Renault SA (RNO), France’s second-biggest carmaker, said first-quarter revenue fell 12 percent as an intensifying car-market contraction in Europe that’s now in its sixth year overwhelmed delivery growth outside the region.
Sales dropped to 8.27 billion euros ($10.7 billion) from a restated 9.37 billion euros a year earlier, the Boulogne- Billancourt, France-based company said yesterday in a statement. Revenue was less than the 8.57 billion-euro average of 11 analyst estimates compiled by Bloomberg.
Renault and larger competitor PSA Peugeot Citroen (UG) cut their forecasts for industrywide European car sales in 2013 as a recession in the 17 countries that use the euro pushed the automotive market in Europe to a two-decade low. Renault reiterated targets for its carmaking division of a positive operating margin and positive free cash flow this year.
“You saw a huge destocking at the dealer level, and therefore the revenue was a negative surprise, but I think this will revert over the year,” Sascha Gommel, an analyst at Commerzbank AG with a hold recommendation on Renault shares, said by phone.
The European car-market contraction also contributed to first-quarter operating-profit declines of 26 percent at Volkswagen AG (VOW), the region’s largest auto manufacturer, and 56 percent at Daimler AG, owner of the Mercedes-Benz luxury brand. Daimler reduced its full-year forecast for earnings before interest, taxes and one-time items yesterday, saying profit will fall rather than match the 2012 level.
Renault shares were up 12 cents, or 0.2 percent, to 50.66 euros as of 09:07 a.m. in Paris trading. The French manufacturer has advanced 25 percent this year, valuing the company at 15 billion euros.
Renault’s margin and cash-flow forecasts depend on no further worsening in the European car market, Chief Financial Officer Dominique Thormann said yesterday on a conference call with analysts.
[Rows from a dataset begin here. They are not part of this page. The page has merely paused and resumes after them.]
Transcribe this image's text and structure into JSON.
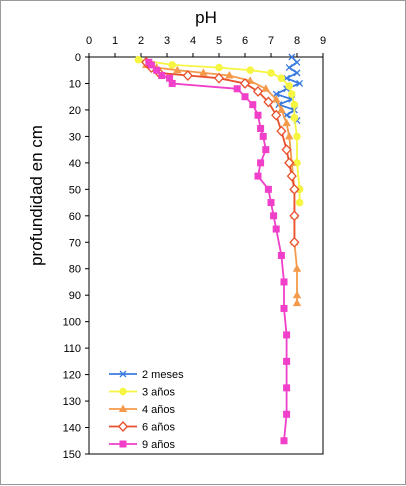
{
  "chart_data": {
    "type": "line",
    "title": "pH",
    "xlabel": "pH",
    "ylabel": "profundidad en cm",
    "xlim": [
      0,
      9
    ],
    "ylim": [
      0,
      150
    ],
    "y_inverted": true,
    "x_ticks": [
      "0",
      "1",
      "2",
      "3",
      "4",
      "5",
      "6",
      "7",
      "8",
      "9"
    ],
    "y_ticks": [
      "0",
      "10",
      "20",
      "30",
      "40",
      "50",
      "60",
      "70",
      "80",
      "90",
      "100",
      "110",
      "120",
      "130",
      "140",
      "150"
    ],
    "x_axis_position": "top",
    "grid": false,
    "legend_position": "bottom-left",
    "series": [
      {
        "name": "2 meses",
        "color": "#3a7be0",
        "marker": "x",
        "points": [
          {
            "x": 7.8,
            "y": 0
          },
          {
            "x": 8.0,
            "y": 2
          },
          {
            "x": 7.7,
            "y": 4
          },
          {
            "x": 8.0,
            "y": 6
          },
          {
            "x": 7.6,
            "y": 8
          },
          {
            "x": 8.1,
            "y": 10
          },
          {
            "x": 7.6,
            "y": 12
          },
          {
            "x": 7.2,
            "y": 14
          },
          {
            "x": 7.8,
            "y": 16
          },
          {
            "x": 7.3,
            "y": 18
          },
          {
            "x": 7.9,
            "y": 20
          },
          {
            "x": 7.6,
            "y": 22
          },
          {
            "x": 8.0,
            "y": 24
          }
        ]
      },
      {
        "name": "3 años",
        "color": "#f5f542",
        "marker": "circle",
        "points": [
          {
            "x": 1.9,
            "y": 1
          },
          {
            "x": 3.2,
            "y": 3
          },
          {
            "x": 5.0,
            "y": 4
          },
          {
            "x": 6.2,
            "y": 5
          },
          {
            "x": 7.0,
            "y": 6
          },
          {
            "x": 7.4,
            "y": 8
          },
          {
            "x": 7.7,
            "y": 11
          },
          {
            "x": 7.8,
            "y": 14
          },
          {
            "x": 7.9,
            "y": 18
          },
          {
            "x": 7.9,
            "y": 23
          },
          {
            "x": 8.0,
            "y": 30
          },
          {
            "x": 8.0,
            "y": 40
          },
          {
            "x": 8.1,
            "y": 50
          },
          {
            "x": 8.1,
            "y": 55
          }
        ]
      },
      {
        "name": "4 años",
        "color": "#f59a4a",
        "marker": "triangle",
        "points": [
          {
            "x": 2.2,
            "y": 3
          },
          {
            "x": 2.6,
            "y": 4
          },
          {
            "x": 3.4,
            "y": 5
          },
          {
            "x": 4.4,
            "y": 6
          },
          {
            "x": 5.4,
            "y": 7
          },
          {
            "x": 6.2,
            "y": 9
          },
          {
            "x": 6.8,
            "y": 12
          },
          {
            "x": 7.2,
            "y": 16
          },
          {
            "x": 7.4,
            "y": 20
          },
          {
            "x": 7.6,
            "y": 25
          },
          {
            "x": 7.7,
            "y": 30
          },
          {
            "x": 7.8,
            "y": 40
          },
          {
            "x": 7.9,
            "y": 50
          },
          {
            "x": 7.9,
            "y": 60
          },
          {
            "x": 7.9,
            "y": 70
          },
          {
            "x": 8.0,
            "y": 80
          },
          {
            "x": 8.0,
            "y": 90
          },
          {
            "x": 8.0,
            "y": 93
          }
        ]
      },
      {
        "name": "6 años",
        "color": "#e8502b",
        "marker": "diamond-open",
        "points": [
          {
            "x": 2.2,
            "y": 2
          },
          {
            "x": 2.4,
            "y": 4
          },
          {
            "x": 2.7,
            "y": 6
          },
          {
            "x": 3.8,
            "y": 7
          },
          {
            "x": 5.0,
            "y": 8
          },
          {
            "x": 6.0,
            "y": 10
          },
          {
            "x": 6.5,
            "y": 13
          },
          {
            "x": 6.9,
            "y": 17
          },
          {
            "x": 7.2,
            "y": 22
          },
          {
            "x": 7.4,
            "y": 28
          },
          {
            "x": 7.6,
            "y": 35
          },
          {
            "x": 7.7,
            "y": 40
          },
          {
            "x": 7.8,
            "y": 45
          },
          {
            "x": 7.9,
            "y": 50
          },
          {
            "x": 7.9,
            "y": 60
          },
          {
            "x": 7.9,
            "y": 70
          }
        ]
      },
      {
        "name": "9 años",
        "color": "#f03fc8",
        "marker": "square",
        "points": [
          {
            "x": 2.3,
            "y": 2
          },
          {
            "x": 2.4,
            "y": 3
          },
          {
            "x": 2.6,
            "y": 5
          },
          {
            "x": 2.8,
            "y": 7
          },
          {
            "x": 3.1,
            "y": 8
          },
          {
            "x": 3.2,
            "y": 10
          },
          {
            "x": 5.7,
            "y": 12
          },
          {
            "x": 6.0,
            "y": 15
          },
          {
            "x": 6.3,
            "y": 18
          },
          {
            "x": 6.5,
            "y": 22
          },
          {
            "x": 6.6,
            "y": 27
          },
          {
            "x": 6.7,
            "y": 30
          },
          {
            "x": 6.8,
            "y": 35
          },
          {
            "x": 6.6,
            "y": 40
          },
          {
            "x": 6.5,
            "y": 45
          },
          {
            "x": 6.9,
            "y": 50
          },
          {
            "x": 7.0,
            "y": 55
          },
          {
            "x": 7.1,
            "y": 60
          },
          {
            "x": 7.2,
            "y": 65
          },
          {
            "x": 7.4,
            "y": 75
          },
          {
            "x": 7.5,
            "y": 85
          },
          {
            "x": 7.5,
            "y": 95
          },
          {
            "x": 7.6,
            "y": 105
          },
          {
            "x": 7.6,
            "y": 115
          },
          {
            "x": 7.6,
            "y": 125
          },
          {
            "x": 7.6,
            "y": 135
          },
          {
            "x": 7.5,
            "y": 145
          }
        ]
      }
    ]
  }
}
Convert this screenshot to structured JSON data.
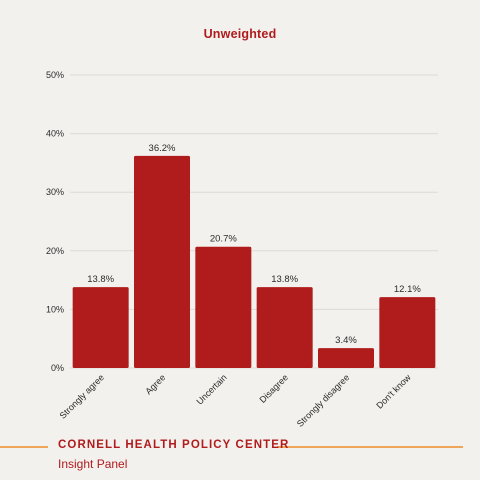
{
  "colors": {
    "background": "#f2f1ee",
    "bar": "#b01b1c",
    "title": "#b01b1c",
    "gridline": "#dcdad5",
    "footer_text": "#b01b1c",
    "footer_rule": "#f0a65a"
  },
  "chart_data": {
    "type": "bar",
    "title": "Unweighted",
    "xlabel": "",
    "ylabel": "",
    "categories": [
      "Strongly agree",
      "Agree",
      "Uncertain",
      "Disagree",
      "Strongly disagree",
      "Don't know"
    ],
    "values": [
      13.8,
      36.2,
      20.7,
      13.8,
      3.4,
      12.1
    ],
    "data_labels": [
      "13.8%",
      "36.2%",
      "20.7%",
      "13.8%",
      "3.4%",
      "12.1%"
    ],
    "ylim": [
      0,
      50
    ],
    "yticks": [
      0,
      10,
      20,
      30,
      40,
      50
    ],
    "ytick_labels": [
      "0%",
      "10%",
      "20%",
      "30%",
      "40%",
      "50%"
    ],
    "grid": true,
    "legend": "none"
  },
  "footer": {
    "organization": "CORNELL HEALTH POLICY CENTER",
    "subtitle": "Insight Panel"
  }
}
Industry deliveries in the region are probably “not far from the bottom,” he said.
Currency effects reduced Renault’s first-quarter revenue by 251 million euros, the French company said in a presentation. Shifts in the value of Argentina’s peso and Brazil’s real against the euro were the main contributors, Thormann said.
The French company’s first-quarter deliveries in Europe fell 12 percent. It predicted that the region’s car market will contract 5 percent this year rather than a 3 percent drop forecast earlier. Paris-based Peugeot, Europe’s second-biggest carmaker, also forecast a 5 percent drop in full-year industry sales in the region yesterday, instead of a decline in a range of 3 percent to 5 percent.
Sales by Renault in the Eurasia region, which includes former Soviet states, jumped 21 percent, the company said. Middle Eastern and African vehicle sales rose 9.1 percent and registrations in the Asia-Pacific market increased 3.8 percent. Renault’s sales in the Americas fell 8 percent, led by a 19 percent drop in Brazil because of the shutdown of a factory during a capacity-expansion project.
Renault and Peugeot have been among the top vehicle discounters in the past year in Germany, Europe’s biggest market, according to Autohaus PulsSchlag magazine. Renault, which sees price pressure remaining high in the region, reduced customer incentives there by 2 percentage points during the first quarter and it’s working on a “virtuous pricing policy,” Jerome Stoll, the company’s head of sales, said on the call.